On Tuesday 01 May 2007 13:36, Kalle Vahlman wrote:
> 2007/5/1, Siarhei Siamashka <[EMAIL PROTECTED]>:
> > OK, thanks. It may take some time though. I'm still using old scratchbox
> > with mistral SDK here (did not have enough free time to upgrade yet).
> > Until I clean up my scratchbox mess, I can only provide some patch
> > without testing, if anybody courageous can try to build it :)
>
> Given that I fear not the perils of building a X server with
> nonstandard options[1], I shall be more than happy to conduct such
> adventurous acts :)
>
> And unless Mr. Kulve has objections, the results could be installed
> from a repository as well.
>
> [1] 
> 
http://syslog.movial.fi/archives/47-Shadows-for-everyone-well,-not-really.html

OK, here is this untested a patch for xserver to add ARMv6 optimized 
YUV420 color format conversion. Theoretically it should compile
(I did not try to build xserver myself though) and work. If it refuses to
compile, fixing the patch should be not too difficult.

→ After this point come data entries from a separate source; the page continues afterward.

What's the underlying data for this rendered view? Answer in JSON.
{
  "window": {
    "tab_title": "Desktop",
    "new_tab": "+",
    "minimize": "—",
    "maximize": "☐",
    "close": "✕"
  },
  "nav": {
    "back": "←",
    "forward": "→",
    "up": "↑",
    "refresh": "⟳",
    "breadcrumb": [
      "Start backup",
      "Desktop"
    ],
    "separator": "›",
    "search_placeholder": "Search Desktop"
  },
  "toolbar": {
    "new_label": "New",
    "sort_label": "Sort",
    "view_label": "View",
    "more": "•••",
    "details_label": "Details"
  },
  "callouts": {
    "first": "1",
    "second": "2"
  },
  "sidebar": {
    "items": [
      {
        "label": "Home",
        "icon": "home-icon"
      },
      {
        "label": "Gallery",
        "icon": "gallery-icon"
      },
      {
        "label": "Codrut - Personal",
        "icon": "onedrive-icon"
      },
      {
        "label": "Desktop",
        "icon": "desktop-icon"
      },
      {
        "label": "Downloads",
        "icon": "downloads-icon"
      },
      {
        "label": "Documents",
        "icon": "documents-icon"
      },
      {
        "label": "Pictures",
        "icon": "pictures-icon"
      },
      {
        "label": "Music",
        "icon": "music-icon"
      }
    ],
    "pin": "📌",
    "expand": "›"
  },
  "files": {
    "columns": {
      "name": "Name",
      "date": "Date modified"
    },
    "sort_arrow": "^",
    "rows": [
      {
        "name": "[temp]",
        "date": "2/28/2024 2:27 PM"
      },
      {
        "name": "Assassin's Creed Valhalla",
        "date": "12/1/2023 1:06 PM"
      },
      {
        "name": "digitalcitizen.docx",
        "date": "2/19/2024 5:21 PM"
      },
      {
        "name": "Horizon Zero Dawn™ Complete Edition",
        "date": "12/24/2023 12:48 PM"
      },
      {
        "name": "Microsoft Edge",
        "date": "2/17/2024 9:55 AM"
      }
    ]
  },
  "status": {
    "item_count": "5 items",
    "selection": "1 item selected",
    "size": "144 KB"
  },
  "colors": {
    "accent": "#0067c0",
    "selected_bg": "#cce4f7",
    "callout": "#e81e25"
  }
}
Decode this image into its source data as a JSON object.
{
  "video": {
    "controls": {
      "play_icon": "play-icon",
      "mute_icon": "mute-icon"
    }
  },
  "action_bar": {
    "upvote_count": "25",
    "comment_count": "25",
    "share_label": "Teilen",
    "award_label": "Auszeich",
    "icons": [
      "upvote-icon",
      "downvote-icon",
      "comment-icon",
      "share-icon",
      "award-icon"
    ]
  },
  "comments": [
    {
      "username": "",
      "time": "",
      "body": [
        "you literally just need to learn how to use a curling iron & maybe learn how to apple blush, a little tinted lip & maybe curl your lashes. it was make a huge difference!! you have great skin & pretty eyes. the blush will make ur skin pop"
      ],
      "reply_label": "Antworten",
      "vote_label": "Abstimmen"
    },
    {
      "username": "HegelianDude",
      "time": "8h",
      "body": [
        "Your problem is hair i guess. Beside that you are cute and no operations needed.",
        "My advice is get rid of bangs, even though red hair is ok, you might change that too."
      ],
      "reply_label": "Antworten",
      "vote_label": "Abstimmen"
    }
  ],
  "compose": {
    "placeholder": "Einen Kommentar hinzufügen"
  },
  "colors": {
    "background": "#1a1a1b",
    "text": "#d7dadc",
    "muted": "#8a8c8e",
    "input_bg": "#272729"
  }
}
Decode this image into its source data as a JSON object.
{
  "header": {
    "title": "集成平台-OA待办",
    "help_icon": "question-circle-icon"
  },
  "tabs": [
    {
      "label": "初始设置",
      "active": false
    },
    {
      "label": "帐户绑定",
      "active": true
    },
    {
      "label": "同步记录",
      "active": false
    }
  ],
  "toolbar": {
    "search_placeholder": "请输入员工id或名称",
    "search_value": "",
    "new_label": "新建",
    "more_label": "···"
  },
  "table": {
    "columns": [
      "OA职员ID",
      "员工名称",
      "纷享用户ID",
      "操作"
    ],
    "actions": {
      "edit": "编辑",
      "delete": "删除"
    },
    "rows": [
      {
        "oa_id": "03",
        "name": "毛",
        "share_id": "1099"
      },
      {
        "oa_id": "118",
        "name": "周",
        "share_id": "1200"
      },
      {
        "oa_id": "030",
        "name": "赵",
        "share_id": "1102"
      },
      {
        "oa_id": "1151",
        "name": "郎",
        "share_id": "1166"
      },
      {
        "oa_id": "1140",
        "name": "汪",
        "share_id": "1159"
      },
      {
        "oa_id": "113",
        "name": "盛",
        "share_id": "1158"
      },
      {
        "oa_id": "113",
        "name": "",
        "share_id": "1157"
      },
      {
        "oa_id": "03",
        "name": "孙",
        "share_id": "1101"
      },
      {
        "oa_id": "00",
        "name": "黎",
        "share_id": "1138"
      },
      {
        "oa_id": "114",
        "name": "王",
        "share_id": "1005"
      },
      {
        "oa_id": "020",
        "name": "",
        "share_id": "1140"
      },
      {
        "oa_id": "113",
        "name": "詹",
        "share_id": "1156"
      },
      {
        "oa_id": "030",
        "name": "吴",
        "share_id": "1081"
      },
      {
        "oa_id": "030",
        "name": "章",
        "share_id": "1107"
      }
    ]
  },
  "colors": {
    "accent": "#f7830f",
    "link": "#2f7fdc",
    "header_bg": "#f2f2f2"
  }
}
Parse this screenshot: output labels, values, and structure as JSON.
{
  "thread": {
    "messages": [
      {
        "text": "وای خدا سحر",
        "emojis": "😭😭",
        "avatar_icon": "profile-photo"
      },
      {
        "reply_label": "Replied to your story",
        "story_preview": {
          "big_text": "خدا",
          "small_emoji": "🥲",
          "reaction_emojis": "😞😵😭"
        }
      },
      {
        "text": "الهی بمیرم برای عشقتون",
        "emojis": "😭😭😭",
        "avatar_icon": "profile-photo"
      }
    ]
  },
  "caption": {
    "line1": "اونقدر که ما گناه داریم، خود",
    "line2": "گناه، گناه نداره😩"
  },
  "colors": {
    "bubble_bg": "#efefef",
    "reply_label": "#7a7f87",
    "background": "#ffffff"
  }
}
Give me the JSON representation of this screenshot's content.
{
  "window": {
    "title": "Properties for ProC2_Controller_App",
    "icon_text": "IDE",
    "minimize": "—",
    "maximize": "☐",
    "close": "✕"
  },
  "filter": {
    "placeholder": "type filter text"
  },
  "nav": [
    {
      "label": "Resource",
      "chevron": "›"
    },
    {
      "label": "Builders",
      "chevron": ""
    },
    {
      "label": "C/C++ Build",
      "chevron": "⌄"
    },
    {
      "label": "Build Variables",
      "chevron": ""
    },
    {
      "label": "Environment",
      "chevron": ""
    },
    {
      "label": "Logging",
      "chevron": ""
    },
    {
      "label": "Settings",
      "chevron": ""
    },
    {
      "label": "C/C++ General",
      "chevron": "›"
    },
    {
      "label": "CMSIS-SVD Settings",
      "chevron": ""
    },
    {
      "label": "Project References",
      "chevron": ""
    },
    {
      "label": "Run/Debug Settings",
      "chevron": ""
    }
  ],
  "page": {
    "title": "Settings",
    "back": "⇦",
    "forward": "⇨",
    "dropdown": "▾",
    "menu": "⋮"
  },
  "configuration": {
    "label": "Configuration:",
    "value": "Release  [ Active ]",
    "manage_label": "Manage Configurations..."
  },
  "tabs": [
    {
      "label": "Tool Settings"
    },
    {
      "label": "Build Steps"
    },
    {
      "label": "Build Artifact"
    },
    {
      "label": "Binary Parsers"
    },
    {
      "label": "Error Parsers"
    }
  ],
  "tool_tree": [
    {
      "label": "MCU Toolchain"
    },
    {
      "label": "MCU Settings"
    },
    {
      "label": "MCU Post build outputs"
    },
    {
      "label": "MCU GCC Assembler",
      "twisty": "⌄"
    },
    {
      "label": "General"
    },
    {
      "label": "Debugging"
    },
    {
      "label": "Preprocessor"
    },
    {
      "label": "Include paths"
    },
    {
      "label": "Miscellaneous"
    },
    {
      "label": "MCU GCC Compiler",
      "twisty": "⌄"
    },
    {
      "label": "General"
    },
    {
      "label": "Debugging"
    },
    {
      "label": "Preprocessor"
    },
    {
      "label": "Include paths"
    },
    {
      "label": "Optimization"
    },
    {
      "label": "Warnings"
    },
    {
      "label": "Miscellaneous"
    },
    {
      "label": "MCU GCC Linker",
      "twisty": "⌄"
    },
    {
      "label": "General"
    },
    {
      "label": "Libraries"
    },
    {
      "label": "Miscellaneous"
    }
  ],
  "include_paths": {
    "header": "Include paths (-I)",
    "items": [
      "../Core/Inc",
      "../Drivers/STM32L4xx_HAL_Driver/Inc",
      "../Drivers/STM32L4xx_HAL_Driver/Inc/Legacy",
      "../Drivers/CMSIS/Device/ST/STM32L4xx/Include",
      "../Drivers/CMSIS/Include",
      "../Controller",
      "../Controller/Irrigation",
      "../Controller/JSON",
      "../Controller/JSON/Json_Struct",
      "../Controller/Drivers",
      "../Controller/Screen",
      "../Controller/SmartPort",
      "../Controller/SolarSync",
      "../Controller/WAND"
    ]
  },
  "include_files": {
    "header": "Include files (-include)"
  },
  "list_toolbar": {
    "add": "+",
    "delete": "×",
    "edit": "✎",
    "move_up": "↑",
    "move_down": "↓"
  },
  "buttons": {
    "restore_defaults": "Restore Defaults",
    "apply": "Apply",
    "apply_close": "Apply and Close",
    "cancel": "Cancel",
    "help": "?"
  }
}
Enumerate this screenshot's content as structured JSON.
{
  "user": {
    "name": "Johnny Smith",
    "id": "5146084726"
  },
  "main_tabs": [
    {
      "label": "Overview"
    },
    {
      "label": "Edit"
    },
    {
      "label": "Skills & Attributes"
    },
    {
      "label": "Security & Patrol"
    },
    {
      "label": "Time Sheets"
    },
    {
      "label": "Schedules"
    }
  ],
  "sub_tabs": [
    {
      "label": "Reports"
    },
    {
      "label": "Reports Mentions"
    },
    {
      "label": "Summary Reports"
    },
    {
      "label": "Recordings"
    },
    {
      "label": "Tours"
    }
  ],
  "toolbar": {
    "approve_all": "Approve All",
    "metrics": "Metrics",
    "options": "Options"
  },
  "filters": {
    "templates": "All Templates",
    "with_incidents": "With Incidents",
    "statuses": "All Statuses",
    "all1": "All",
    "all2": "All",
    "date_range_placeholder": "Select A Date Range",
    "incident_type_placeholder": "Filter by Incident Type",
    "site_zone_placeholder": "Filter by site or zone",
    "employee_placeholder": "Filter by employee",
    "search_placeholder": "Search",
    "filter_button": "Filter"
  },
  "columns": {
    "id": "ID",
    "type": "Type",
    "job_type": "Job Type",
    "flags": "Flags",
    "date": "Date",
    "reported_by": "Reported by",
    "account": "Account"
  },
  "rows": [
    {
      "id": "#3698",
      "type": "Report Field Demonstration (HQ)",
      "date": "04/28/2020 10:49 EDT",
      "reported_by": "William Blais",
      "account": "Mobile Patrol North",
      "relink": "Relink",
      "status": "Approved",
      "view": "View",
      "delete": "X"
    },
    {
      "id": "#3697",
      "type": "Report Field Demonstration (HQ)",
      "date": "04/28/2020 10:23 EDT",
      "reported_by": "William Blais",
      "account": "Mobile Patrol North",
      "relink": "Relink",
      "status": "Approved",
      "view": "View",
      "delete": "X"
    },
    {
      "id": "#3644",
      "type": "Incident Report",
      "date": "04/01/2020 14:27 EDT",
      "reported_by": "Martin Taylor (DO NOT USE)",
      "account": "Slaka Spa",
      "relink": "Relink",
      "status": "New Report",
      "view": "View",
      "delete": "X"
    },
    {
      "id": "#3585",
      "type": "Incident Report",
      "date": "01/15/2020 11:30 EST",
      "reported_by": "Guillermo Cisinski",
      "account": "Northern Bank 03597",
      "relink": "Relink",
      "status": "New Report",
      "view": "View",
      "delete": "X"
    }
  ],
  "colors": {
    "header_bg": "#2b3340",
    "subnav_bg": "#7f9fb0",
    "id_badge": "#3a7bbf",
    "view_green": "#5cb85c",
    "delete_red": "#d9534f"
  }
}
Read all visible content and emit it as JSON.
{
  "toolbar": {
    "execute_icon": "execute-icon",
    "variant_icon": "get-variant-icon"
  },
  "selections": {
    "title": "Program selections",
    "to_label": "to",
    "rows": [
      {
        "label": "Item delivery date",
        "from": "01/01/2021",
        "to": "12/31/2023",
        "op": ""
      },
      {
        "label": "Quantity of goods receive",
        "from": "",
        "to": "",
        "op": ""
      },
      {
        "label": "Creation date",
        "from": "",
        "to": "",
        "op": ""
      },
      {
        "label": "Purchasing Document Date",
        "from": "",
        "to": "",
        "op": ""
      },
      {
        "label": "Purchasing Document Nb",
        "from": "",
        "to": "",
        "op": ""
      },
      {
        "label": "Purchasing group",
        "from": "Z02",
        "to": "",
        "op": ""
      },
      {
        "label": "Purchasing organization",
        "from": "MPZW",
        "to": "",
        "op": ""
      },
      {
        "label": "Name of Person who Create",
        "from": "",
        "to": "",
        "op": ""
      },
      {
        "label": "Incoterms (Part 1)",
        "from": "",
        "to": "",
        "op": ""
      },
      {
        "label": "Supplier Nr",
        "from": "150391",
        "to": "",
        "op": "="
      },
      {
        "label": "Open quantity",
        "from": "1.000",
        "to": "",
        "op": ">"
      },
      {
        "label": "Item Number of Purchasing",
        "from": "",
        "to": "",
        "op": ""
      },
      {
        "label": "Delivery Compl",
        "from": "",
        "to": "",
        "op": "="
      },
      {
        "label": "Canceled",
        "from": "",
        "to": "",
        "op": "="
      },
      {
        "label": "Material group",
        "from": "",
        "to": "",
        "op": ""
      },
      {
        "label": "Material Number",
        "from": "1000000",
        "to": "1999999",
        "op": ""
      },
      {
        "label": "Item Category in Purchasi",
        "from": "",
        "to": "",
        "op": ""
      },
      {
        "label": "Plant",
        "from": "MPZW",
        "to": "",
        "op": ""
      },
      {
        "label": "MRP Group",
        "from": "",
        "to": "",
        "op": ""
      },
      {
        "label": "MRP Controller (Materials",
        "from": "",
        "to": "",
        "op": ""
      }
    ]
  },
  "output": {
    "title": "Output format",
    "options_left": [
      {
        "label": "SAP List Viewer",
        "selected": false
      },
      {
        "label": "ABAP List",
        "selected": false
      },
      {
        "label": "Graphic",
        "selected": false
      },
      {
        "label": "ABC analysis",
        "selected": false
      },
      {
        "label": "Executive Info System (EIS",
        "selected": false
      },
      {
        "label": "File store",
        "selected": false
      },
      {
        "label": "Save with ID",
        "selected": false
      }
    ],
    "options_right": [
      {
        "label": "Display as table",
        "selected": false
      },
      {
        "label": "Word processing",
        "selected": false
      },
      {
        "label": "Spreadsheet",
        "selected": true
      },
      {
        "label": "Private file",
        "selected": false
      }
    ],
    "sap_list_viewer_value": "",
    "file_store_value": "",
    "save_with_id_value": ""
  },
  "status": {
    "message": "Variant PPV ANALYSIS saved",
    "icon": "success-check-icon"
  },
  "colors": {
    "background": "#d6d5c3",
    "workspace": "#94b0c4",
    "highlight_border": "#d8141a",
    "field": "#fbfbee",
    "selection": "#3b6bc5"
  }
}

In the worst case only video playback may be broked. But if everything works
as expected, video output performance should become a lot better.

Video output performance can be tested by mplayer using -benchmark 
option, 'VO:' stat shows how much time was used for video output, 'VC:' stat
shows how much time was used for video decoding.

Built-in video player also should become faster. I don't know if this
improvement can be 'scientifically' benchmarked, but it should drop less
frames on high resolution video playback.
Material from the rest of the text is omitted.